Congress must address this aspect of the crisis in two ways. One, it must provide dedicated resources for the retention and recruitment of this unique group of residential caregivers by offering “hazard pay.” Two, it must provide additional funding for providers to buy the personal protective equipment, or PPE, and other high-demand medical supplies that are needed to combat the virus. These funds must be made available to Medicaid providers of in-home care — and made available quickly.

The stakes for failure in this area are high. This patient population has nowhere else to go — they are already living at home. The rest of the health care system, whether in hot spots in big cities or rural areas with health care resources that are already thinly stretched, could hardly absorb this population.   

Without funding for hazard pay and PPE for Medicaid providers, the caregivers and systems that serve this group are being asked to do what Congress has already recognized in other settings needs additional support.
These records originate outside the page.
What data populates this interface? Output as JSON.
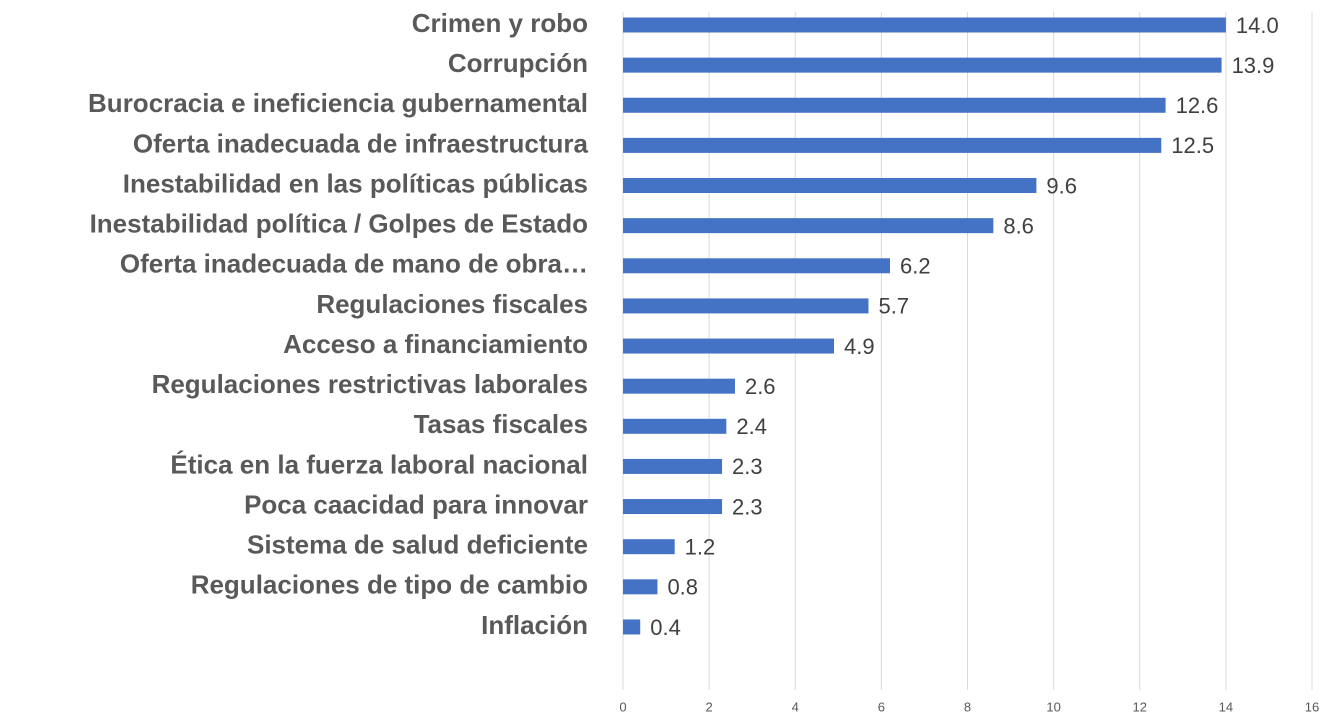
{
  "chart_data": {
    "type": "bar",
    "orientation": "horizontal",
    "categories": [
      "Crimen y robo",
      "Corrupción",
      "Burocracia e ineficiencia gubernamental",
      "Oferta inadecuada de infraestructura",
      "Inestabilidad en las políticas públicas",
      "Inestabilidad política / Golpes de Estado",
      "Oferta inadecuada de mano de obra…",
      "Regulaciones fiscales",
      "Acceso a financiamiento",
      "Regulaciones restrictivas laborales",
      "Tasas fiscales",
      "Ética en la fuerza laboral nacional",
      "Poca caacidad para innovar",
      "Sistema de salud deficiente",
      "Regulaciones de tipo de cambio",
      "Inflación"
    ],
    "values": [
      14.0,
      13.9,
      12.6,
      12.5,
      9.6,
      8.6,
      6.2,
      5.7,
      4.9,
      2.6,
      2.4,
      2.3,
      2.3,
      1.2,
      0.8,
      0.4
    ],
    "value_labels": [
      "14.0",
      "13.9",
      "12.6",
      "12.5",
      "9.6",
      "8.6",
      "6.2",
      "5.7",
      "4.9",
      "2.6",
      "2.4",
      "2.3",
      "2.3",
      "1.2",
      "0.8",
      "0.4"
    ],
    "color": "#4472c4",
    "xlim": [
      0,
      16
    ],
    "xticks": [
      0,
      2,
      4,
      6,
      8,
      10,
      12,
      14,
      16
    ],
    "grid": true
  }
}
People with intellectual and developmental disabilities and brain and spinal cord injuries should not be omitted from the national response to COVID-19.

Every day, this vulnerable population of citizens benefits from the heroic and saintly work of their caregivers. Congress should not overlook them.

Dr. Edwin Mikkelsen is the medical director of The MENTOR Network, a national network of health and human services providers offering home- and community-based services across the country. He is also an associate professor of psychiatry at Harvard Medical School and a consultant to the Department of Development Services at the Massachusetts Executive Office of Health and Human Services.